A deep, fascinating study of twin brothers, Waldo and Arthur, born to an English immigrant couple early in the twentieth century, living in an outer suburb of Sydney, called Sarsparilla in the book. Waldo is intelligent, bookish, and dreams of a literary career, but lacks faith in his writing and only manages to collect some fragments, hoarded and treasured in an old David Jones’s dress box of his mother’s, and eventually burned in the pit in the garden “where they had been accustomed to burn only those things from which they could bear to be parted.” As he returns to the house, he felt lighter: “Now at least he was free of practically everything but Arthur.”

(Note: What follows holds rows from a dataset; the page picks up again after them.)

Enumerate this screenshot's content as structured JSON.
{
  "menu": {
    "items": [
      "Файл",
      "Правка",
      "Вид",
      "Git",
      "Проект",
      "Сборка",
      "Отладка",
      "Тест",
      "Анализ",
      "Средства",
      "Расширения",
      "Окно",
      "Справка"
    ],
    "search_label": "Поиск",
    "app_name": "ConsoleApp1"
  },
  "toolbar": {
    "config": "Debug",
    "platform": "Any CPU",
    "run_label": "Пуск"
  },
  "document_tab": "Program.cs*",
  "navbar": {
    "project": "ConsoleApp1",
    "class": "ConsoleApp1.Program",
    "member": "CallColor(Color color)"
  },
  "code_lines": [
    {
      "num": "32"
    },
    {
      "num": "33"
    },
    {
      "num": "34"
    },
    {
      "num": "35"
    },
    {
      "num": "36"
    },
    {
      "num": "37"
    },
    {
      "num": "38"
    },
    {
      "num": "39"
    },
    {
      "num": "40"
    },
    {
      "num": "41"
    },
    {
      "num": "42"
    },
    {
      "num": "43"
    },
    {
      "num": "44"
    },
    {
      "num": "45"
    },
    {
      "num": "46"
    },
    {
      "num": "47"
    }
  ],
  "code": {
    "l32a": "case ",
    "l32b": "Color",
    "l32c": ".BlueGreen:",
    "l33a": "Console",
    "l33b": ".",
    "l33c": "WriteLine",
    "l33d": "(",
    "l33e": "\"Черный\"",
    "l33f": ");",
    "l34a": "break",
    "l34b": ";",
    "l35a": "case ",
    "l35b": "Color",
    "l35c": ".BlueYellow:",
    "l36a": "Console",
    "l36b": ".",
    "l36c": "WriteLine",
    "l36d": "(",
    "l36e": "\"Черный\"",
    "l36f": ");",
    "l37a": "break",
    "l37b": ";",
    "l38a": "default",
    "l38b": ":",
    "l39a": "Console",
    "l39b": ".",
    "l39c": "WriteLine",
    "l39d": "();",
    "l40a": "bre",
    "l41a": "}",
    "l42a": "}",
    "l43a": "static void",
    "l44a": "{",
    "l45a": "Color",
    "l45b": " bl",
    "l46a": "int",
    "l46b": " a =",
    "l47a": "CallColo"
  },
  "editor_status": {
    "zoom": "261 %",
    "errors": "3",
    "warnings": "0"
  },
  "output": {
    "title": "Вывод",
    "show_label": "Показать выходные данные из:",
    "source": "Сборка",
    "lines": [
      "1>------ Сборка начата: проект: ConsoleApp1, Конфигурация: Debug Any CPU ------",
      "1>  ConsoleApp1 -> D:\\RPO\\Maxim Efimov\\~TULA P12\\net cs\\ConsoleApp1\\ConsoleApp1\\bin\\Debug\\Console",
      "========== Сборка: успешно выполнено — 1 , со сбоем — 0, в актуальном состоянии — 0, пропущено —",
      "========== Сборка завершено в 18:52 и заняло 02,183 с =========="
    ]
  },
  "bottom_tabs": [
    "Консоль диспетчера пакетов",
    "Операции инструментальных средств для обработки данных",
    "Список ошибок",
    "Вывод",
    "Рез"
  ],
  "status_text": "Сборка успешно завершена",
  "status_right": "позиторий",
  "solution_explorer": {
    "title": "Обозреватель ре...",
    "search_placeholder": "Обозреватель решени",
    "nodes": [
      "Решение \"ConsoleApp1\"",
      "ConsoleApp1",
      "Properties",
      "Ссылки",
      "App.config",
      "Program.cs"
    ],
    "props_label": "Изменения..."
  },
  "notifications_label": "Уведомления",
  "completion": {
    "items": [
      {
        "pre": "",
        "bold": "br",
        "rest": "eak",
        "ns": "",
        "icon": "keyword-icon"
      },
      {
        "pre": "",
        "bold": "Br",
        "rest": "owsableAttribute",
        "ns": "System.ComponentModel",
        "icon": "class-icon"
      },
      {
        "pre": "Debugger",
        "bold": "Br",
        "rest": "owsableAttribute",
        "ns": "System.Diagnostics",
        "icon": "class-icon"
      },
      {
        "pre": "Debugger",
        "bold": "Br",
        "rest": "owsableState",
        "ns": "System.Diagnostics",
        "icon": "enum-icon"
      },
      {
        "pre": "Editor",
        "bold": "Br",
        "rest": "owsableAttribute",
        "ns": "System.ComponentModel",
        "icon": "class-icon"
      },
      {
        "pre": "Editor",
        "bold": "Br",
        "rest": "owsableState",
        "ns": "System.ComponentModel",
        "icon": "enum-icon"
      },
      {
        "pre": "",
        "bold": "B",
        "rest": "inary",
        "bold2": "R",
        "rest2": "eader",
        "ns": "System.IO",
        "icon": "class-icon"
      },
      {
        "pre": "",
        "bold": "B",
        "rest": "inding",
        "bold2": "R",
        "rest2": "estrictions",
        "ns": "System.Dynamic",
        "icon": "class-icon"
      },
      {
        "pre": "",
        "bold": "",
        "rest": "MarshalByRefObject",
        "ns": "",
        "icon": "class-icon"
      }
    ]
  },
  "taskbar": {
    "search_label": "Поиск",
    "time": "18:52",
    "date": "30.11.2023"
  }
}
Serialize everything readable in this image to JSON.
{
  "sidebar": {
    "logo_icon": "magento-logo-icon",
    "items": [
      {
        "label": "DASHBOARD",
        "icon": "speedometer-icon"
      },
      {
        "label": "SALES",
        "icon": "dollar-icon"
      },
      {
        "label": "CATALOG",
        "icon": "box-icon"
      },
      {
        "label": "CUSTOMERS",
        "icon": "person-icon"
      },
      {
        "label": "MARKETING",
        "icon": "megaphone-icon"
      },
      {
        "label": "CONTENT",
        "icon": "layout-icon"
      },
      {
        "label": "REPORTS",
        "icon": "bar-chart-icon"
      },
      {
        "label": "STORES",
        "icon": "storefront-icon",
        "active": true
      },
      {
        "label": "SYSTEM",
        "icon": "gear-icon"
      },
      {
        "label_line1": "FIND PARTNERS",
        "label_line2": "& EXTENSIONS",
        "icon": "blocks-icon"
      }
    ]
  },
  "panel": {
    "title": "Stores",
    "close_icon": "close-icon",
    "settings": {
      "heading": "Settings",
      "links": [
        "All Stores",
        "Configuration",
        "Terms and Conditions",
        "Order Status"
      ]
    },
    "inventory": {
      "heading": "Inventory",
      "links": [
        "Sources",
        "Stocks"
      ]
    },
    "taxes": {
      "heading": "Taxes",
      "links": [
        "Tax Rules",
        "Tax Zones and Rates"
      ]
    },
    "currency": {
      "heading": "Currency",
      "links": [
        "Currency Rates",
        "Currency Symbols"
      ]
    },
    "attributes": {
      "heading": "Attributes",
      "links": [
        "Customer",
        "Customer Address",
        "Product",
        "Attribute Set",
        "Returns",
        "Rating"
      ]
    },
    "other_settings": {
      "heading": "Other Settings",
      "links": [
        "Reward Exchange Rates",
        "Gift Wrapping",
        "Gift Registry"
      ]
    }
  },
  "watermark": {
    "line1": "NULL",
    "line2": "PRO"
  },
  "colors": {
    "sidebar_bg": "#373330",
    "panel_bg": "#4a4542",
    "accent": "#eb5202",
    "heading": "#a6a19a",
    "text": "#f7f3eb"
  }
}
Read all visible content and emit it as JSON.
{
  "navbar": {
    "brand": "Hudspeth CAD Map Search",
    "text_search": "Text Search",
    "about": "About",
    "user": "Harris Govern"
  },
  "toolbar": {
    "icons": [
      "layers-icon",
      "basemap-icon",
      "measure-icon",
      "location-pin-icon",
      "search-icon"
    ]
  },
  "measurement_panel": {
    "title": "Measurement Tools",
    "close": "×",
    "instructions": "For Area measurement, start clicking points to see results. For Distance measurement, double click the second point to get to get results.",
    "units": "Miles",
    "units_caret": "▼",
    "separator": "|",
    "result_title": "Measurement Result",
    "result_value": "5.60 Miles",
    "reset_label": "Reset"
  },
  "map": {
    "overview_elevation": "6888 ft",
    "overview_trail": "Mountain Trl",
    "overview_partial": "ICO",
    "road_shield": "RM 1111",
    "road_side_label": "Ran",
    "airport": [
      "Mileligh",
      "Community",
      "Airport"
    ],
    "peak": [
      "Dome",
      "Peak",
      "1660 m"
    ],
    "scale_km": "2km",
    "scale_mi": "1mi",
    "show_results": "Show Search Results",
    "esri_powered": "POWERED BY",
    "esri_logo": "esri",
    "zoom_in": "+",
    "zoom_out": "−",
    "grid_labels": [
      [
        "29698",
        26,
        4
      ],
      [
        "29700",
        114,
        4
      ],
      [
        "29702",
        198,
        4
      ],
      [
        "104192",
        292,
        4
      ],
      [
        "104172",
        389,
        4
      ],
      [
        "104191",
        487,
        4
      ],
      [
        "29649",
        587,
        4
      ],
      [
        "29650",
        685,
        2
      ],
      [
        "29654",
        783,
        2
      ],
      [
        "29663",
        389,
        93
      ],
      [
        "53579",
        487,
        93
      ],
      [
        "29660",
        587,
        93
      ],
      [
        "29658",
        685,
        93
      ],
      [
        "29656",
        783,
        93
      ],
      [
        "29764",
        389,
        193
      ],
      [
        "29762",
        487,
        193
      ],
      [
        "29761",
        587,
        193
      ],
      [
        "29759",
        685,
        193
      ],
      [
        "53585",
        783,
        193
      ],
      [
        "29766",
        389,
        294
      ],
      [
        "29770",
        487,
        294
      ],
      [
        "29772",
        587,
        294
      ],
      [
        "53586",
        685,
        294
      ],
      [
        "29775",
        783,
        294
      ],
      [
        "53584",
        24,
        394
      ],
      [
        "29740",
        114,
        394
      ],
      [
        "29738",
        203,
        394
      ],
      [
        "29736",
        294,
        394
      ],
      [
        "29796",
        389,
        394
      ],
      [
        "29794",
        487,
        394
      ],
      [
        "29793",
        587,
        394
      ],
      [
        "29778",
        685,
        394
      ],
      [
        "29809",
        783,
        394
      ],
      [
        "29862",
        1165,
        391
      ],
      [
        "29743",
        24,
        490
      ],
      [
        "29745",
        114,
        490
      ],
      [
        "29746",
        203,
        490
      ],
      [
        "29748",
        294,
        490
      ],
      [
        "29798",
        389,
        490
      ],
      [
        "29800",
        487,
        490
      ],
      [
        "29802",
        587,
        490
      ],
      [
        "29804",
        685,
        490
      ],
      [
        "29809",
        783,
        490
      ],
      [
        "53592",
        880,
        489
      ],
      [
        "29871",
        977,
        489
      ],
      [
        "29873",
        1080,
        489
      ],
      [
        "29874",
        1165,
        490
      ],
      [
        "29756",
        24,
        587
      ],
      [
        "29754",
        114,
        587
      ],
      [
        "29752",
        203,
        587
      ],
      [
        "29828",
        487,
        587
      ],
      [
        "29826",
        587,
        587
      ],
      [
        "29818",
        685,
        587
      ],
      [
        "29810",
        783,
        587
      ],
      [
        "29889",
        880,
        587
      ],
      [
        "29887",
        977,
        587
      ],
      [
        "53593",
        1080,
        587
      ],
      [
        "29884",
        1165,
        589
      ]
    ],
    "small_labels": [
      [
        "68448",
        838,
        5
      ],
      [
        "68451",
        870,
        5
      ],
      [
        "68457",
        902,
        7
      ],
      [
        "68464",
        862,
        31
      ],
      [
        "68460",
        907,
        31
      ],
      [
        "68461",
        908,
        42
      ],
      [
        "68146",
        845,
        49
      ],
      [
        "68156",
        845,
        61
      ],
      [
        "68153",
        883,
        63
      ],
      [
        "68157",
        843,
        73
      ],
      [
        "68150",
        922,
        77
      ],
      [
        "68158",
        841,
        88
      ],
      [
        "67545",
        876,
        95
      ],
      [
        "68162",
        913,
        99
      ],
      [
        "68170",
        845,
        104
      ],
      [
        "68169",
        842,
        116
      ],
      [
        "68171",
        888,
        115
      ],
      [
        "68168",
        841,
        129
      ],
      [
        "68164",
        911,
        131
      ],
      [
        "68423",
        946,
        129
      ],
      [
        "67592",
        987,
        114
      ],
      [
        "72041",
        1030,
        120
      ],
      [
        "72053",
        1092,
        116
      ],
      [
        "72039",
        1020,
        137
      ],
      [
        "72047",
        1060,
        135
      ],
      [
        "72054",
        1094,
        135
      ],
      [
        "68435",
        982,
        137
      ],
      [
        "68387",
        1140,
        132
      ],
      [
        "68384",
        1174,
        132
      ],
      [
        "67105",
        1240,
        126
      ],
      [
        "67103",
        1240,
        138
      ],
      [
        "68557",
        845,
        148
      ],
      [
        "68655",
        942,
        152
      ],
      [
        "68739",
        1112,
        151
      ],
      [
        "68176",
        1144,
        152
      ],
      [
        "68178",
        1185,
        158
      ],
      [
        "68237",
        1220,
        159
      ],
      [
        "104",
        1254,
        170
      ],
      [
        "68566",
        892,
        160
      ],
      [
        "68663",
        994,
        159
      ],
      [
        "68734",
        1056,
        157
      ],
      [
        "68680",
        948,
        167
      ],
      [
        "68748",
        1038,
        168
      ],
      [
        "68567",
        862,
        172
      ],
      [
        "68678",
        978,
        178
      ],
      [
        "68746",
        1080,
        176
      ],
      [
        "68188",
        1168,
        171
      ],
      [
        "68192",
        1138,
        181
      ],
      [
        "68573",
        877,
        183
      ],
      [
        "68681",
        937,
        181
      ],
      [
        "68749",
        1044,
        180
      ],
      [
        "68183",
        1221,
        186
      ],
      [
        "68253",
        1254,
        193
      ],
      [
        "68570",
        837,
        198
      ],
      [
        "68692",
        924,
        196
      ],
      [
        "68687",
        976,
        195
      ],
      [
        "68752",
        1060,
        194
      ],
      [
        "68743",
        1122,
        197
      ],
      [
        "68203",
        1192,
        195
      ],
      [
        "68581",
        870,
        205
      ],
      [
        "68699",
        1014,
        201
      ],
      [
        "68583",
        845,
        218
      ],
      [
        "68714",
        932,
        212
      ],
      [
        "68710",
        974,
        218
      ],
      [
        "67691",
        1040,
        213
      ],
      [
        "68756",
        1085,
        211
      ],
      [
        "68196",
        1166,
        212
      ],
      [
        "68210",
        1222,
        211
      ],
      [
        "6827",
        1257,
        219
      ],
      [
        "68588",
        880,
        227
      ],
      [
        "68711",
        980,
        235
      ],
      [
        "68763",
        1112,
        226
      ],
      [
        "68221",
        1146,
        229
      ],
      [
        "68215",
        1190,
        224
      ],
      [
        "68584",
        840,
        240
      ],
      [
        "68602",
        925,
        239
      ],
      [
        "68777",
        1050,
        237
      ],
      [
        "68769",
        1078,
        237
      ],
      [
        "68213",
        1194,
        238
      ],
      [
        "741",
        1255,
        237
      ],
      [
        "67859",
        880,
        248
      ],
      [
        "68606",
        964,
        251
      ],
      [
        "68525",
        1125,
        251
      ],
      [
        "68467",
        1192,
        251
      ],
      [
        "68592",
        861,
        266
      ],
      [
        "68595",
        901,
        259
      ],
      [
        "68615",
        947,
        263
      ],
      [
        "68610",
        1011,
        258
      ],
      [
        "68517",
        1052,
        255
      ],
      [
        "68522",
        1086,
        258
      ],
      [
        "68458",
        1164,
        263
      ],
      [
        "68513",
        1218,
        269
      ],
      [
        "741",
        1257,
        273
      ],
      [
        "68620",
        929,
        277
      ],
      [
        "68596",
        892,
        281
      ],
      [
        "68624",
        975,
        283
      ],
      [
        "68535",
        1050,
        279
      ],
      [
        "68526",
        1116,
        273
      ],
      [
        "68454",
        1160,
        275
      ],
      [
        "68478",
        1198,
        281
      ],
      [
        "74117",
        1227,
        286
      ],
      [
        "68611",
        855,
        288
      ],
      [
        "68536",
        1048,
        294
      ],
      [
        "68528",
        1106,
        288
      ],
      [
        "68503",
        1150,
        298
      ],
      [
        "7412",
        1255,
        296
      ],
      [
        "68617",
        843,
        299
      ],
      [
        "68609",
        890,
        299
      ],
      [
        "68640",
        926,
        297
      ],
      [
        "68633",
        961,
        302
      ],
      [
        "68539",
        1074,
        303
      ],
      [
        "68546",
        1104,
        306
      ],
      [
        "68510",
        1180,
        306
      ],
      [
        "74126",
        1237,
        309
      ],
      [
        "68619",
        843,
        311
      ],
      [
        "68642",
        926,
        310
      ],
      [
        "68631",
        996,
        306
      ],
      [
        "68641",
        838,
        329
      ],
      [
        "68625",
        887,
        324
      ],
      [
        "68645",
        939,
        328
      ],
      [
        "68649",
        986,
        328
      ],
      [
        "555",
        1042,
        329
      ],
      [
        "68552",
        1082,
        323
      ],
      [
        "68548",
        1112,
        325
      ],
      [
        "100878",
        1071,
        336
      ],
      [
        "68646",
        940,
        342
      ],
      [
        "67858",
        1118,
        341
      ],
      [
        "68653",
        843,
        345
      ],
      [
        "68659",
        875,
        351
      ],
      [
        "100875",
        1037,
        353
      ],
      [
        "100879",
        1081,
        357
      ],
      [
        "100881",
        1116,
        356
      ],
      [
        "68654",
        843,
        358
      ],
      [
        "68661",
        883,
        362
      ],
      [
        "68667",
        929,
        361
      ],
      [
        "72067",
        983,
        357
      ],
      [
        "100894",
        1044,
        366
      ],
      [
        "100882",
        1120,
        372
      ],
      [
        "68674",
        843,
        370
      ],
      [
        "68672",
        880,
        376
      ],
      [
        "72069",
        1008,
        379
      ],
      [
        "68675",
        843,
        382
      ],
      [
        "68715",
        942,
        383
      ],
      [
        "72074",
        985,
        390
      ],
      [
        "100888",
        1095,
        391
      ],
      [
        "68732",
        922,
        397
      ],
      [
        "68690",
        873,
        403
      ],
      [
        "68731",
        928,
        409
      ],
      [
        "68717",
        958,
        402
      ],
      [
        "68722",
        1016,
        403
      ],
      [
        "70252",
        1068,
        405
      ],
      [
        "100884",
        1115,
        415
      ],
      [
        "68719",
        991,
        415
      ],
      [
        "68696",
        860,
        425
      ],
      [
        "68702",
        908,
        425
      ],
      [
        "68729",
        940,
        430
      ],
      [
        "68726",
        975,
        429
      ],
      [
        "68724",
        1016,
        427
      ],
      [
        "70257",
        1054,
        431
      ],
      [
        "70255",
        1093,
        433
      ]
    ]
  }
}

Arthur is his other half, to whom he is joined in a symbiotic relationship. They depend on each other, yet each has his own mental and social world, and, while Arthur loves and feels responsible for Waldo, Waldo perceives Arthur, mostly, as an embarrassment, a burden, a social liability. Waldo is dry, suspicious, ‘stitched up’, hates people and himself. Arthur, big, shambling, minimally educated, is not skilled in good manners. He speaks the truth as he sees it, and sees through social disguises, loves people as they are, and is regarded as simple, a dill, a halfwit. Waldo knows he is more than this but is too insecure to hold to his truth, always tortured by what others may think of him, of Arthur.

Arthur is one of Patrick White’s visionaries; they are often simple or uneducated people who see beneath the masks people wear and the charades they engage in, and who seek connection with another reality. For Arthur, this reality is embodied in the four glass marbles he carries in his pocket and constantly fingers. He gives some away, and ends up with one, which is his solid mandala, embodying unity and wholeness. Perhaps, also, it is implied, embodying the perfect one that the twins together symbolise, the yin and yang of all that is. This is not spelled out; it is my interpretation.

I find that White’s novels cast a spell over me, that in some ways, I resist. I resist his satirical, mordant, sometimes malicious view of ‘everage’ people (Riders in the Chariot); his descriptions of them, women with plastic gums, men with “thin to disappearing lips” or ” a splurge of lips a little open, a little shiny from the bacon he could have been eating a minute or before, his seams splitting, especially at the thighs of those pants belonging to someone else”. I sense an intense distaste for the ugly physicality of bodies, which is often evoked to cast a character in an unsympathetic light. I can understand this, as I sometimes look at people this way myself, but at the same time, I resist this jaundiced vision.

I admire and love the originality and poetic, liquid prose that describes things and events in ways outside the ordinary: “Once, at the height of a storm, when the rain was coming down aslant, in slate-pencils, against the roof… the quince-twigs squeaking against, the rose-thorns scratching on the panes…”. This, and many passages like it. I also admire and love his vision of another reality, the mandala of unity.
Next, I shall read The Tree of Man, which I read years ago in an old paperback, falling apart, on the bookshelf in my daughter’s house when I was babysitting.